¿Cuándo llegará el día en que seremos sustituidos por robots? Está claro que algunos puestos de trabajo ya han sido »conquistados» por las máquinas, pero aún hay campos en los que un humano es indispensable. La cocina es uno de ellos, pero el robot Sophie puede poner las cosas complicadas a los chefs.

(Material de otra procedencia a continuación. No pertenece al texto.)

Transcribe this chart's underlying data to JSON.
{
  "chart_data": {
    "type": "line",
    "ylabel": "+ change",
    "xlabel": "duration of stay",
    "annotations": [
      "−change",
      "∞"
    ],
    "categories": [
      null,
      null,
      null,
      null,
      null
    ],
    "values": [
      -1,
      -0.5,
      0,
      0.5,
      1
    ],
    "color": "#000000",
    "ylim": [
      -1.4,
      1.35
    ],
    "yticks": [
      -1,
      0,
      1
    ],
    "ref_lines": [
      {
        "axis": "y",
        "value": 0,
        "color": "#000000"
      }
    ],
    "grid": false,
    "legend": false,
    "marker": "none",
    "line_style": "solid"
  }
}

Elegir un buen robot de cocina no es sencillo, ya que hay muchísimos modelos, pero cuando tenemos uno… las cosas cambian en la cocina. Son los pinches ideales que nos ayudan a calentar platos, realizar ciertas elaboraciones, tareas pesadas y gran parte de algunos cocinados.

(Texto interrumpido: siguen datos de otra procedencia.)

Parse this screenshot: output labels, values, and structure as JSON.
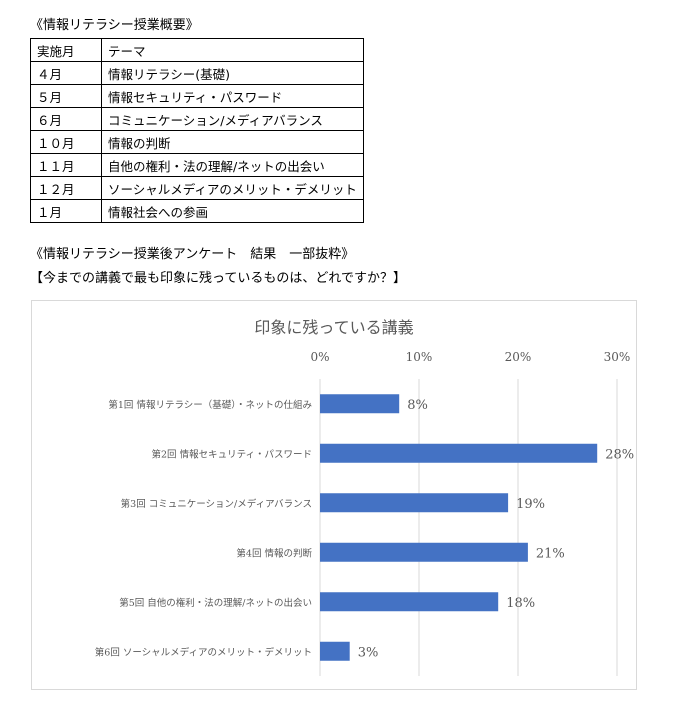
{
  "overview": {
    "heading": "《情報リテラシー授業概要》",
    "columns": [
      "実施月",
      "テーマ"
    ],
    "rows": [
      [
        "４月",
        "情報リテラシー(基礎)"
      ],
      [
        "５月",
        "情報セキュリティ・パスワード"
      ],
      [
        "６月",
        "コミュニケーション/メディアバランス"
      ],
      [
        "１０月",
        "情報の判断"
      ],
      [
        "１１月",
        "自他の権利・法の理解/ネットの出会い"
      ],
      [
        "１２月",
        "ソーシャルメディアのメリット・デメリット"
      ],
      [
        "１月",
        "情報社会への参画"
      ]
    ]
  },
  "survey": {
    "heading": "《情報リテラシー授業後アンケート　結果　一部抜粋》",
    "question": "【今までの講義で最も印象に残っているものは、どれですか？】"
  },
  "chart_data": {
    "type": "bar",
    "orientation": "horizontal",
    "title": "印象に残っている講義",
    "categories": [
      "第1回 情報リテラシー（基礎）・ネットの仕組み",
      "第2回 情報セキュリティ・パスワード",
      "第3回 コミュニケーション/メディアバランス",
      "第4回 情報の判断",
      "第5回 自他の権利・法の理解/ネットの出会い",
      "第6回 ソーシャルメディアのメリット・デメリット"
    ],
    "values": [
      8,
      28,
      19,
      21,
      18,
      3
    ],
    "value_labels": [
      "8%",
      "28%",
      "19%",
      "21%",
      "18%",
      "3%"
    ],
    "xlim": [
      0,
      30
    ],
    "xticks": [
      0,
      10,
      20,
      30
    ],
    "xtick_labels": [
      "0%",
      "10%",
      "20%",
      "30%"
    ],
    "xaxis_position": "top",
    "grid": true,
    "legend": "none",
    "bar_color": "#4472c4",
    "grid_color": "#d9d9d9",
    "text_color": "#595959"
  }
}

Sin embargo, el grupo de catering Neo Group, el más grande de Singapur, ha presentado recientemente una estación de cocina llamada Sophie. ¿Su secreto? Es capaz de preparar y servir 80 platos por hora, él solo. Esto es algo que  está fuera del alcance de un humano (un grupo sí puede, claro está).

Como podemos ver en Cnalifestyle, la estación de cocina de laksa empieza a funcionar cuando los clientes seleccionan los ingredientes, principalmente fideos y complementos (tortas de pescado y algunos vegetales). El proceso de preparación del plato, con la correcta cocción de los fideos incluida, toma unos 45 segundos.

Es decir, un plato »elaborado» que se sirve antes que cualquier otro plato de comida rápida del mercado. Se trata de un robot que no está en un punto fijo, ya que es un producto para alquiler.

Es decir, un cliente puede alquilarlo para fiestas, comidas de empresa y eventos y, tras una preparación de unas tres horas (en las que pone los ingredientes a disposición del robot) el autómata está listo para funcionar.

Sally Liew es la directora ejecutiva de Neo Group y comenta que la estación de comida será una revolución, ya que Sophie es capaz de ser rápida y eficiente con el producto, ya que no desperdicia ingredientes.

Además, afirma que esto es solo el principio, ya que las estaciones de cocina automáticas serán cada vez más populares en Singapur por la naturaleza del país y el ritmo de vida que llevan.

Está claro que no va a sustituir el toque personal de un chef de carne y hueso, pero como herramienta para dar de comer a muchas personas, y que estas elijan la ración… no está nada mal.